Anche il radicale Turco smonta la proposta: "Non si cancella l'omofobia con le sanzioni"

Per il «ddl Zan» arriva la più insidiosa delle critiche. Il disegno di legge (sull'omofobia) che divide la politica italiana, oggi viene contestato apertamente anche da quella che - in materia di diritti civili - è la voce più insospettabile e prestigiosa che ci sia: la voce radicale.

«Se parli del ddl Zan e di quella roba lì, chi è che non è d'accordo contro l'omofobia? - ha detto nel corso di una lunga intervista a Radio Radicale

Maurizio Turco, ex deputato, da sempre vicino a Marco Pannella e oggi segretario del Partito Radicale - ma se lo vai a leggere il ddl Zan, la cosa è diversa. Cioè, sarà anche cambiato il mondo, ma io continuo a pensare che la repressione sessuale non si supera con la repressione penale».

Bando ai manicheismi dunque. Ora, per certi «ultrà», sarà un po' più difficile dividere il mondo in buoni e cattivi, tacciando di omofobia ogni voce di dissenso. Il mondo radicale, infatti, è quello che ha sdoganato in Italia le battaglie per i diritti civili e anche le iniziative politiche per i diritti degli omosessuali e dei transessuali, e lo ha fatto quando la sinistra «ufficiale» era indifferente o addirittura ostile al tema, considerato «borghese» e poco funzionale ai dichiarati obiettivi ideologici del Pci.

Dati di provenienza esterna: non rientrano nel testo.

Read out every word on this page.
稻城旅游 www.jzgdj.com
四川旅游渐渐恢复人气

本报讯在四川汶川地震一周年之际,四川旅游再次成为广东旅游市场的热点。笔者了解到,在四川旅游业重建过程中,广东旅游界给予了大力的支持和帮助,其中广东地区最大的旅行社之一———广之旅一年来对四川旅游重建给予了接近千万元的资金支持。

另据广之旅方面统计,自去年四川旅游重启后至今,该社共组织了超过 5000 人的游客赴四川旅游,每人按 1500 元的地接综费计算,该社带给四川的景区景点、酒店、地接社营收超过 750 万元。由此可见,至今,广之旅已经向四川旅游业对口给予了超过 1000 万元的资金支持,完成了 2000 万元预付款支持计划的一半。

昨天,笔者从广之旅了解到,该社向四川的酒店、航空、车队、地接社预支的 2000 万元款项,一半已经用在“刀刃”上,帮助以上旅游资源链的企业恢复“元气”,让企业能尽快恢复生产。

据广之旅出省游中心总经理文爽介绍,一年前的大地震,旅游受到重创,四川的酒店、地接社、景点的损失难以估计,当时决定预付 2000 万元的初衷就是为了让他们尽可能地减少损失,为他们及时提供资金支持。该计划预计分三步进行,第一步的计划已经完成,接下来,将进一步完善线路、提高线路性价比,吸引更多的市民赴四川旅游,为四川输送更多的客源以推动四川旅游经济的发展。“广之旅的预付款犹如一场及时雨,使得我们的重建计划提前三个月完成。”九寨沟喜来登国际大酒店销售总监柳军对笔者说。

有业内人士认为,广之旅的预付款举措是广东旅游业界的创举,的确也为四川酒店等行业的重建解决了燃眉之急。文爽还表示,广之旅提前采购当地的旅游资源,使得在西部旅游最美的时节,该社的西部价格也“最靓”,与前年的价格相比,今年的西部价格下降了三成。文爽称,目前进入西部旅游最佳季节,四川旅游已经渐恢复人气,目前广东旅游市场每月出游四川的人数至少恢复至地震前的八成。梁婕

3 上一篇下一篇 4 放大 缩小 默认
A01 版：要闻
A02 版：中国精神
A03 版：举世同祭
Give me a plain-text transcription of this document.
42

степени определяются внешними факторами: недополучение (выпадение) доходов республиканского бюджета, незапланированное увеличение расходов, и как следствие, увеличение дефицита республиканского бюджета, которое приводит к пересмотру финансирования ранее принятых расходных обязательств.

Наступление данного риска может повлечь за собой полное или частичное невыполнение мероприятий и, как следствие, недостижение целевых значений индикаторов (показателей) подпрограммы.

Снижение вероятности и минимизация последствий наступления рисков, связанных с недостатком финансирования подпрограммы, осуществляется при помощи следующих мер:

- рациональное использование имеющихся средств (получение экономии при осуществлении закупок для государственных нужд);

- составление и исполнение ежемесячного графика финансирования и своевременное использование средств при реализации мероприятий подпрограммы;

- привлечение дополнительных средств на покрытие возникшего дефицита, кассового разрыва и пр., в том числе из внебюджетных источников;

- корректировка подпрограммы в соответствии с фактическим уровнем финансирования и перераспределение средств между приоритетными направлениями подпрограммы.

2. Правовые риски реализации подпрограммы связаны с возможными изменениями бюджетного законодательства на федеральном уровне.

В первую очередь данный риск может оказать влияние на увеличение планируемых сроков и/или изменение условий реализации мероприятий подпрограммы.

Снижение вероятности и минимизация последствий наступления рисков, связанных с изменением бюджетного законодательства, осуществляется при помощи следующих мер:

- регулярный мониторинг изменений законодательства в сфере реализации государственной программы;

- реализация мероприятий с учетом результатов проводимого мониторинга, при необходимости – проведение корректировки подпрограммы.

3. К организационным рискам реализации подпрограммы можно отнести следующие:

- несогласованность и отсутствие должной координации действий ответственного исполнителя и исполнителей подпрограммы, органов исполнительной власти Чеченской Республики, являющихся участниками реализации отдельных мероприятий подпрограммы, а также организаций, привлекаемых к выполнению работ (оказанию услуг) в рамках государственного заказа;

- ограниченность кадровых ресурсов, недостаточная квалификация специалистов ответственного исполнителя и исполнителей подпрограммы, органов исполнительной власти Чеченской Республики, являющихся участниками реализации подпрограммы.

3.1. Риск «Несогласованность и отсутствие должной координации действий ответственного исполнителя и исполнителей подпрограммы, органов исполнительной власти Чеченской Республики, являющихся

Fu al Partito Radicale di Pannella che si federò il «Fuori!», nei primi anni Settanta, quando la parola «omosessuale» era praticamente vietata. E il «Fuori!», con tanto di punto esclamativo, fu l'associazione che portò alla luce del sole queste lotte, sotto la guida di Angelo Pezzana, poi dirigente e deputato radicale. La visione marxista, all'epoca, non le contemplava affatto al di fuori della «rivoluzione» comunista. E l'Arcigay è arrivata dopo. Niente complessi insomma, dalle parti di via di Torre Argentina.

Il Partito Radicale è il soggetto politico che ha ereditato la dimensione «transnazionale» della feconda storia pannelliana, e ha mantenuto al centro della sua azione la giustizia e le carceri. Turco, inoltre, ha ereditato in qualche modo anche lo spazio storico che Pannella si era ritagliato alla Radio: la conversazione serale della domenica sera. E proprio nell'ultima puntata di quella rubrica, apertasi con il ricordo di «Marco» che il 2 maggio avrebbe compiuto 91 anni, Turco ha parlato a lungo del tema ddl Zan, smontandone l'impostazione tutta incentrata sulla norma penale. «Certo - ha spiegato - sull'insulto ecc ci sono già delle leggi», come dire: sono reati già puniti dalle norme esistenti. «Di questo passo - ha aggiunto - ci sarà una superfetazione di minoranze che giustamente (e perché alcune sì e altre no?) faranno ricorso alla sanzione penale sperando che cancelli quella cultura. Ma quella cultura la cancelli con un'altra cultura». «Io - ha aggiunto il segretario radicale - avrei preferito di gran lunga l'informazione sessuale nelle scuole a un decreto penale. Come se attraverso il castigo ci fosse la crescita culturale. Non è così». «È vero - l'esempio che ha fatto Turco - adesso l'antisemitismo ha una riprovazione sociale abbastanza diffusa, ma 50 anni fa anche la Chiesa cattolica era antisemita. L'evoluzione è avvenuta non perché hai messo in carcere il Papa, o perché hai fatto il ddl Zan su chi ha la fobia degli ebrei».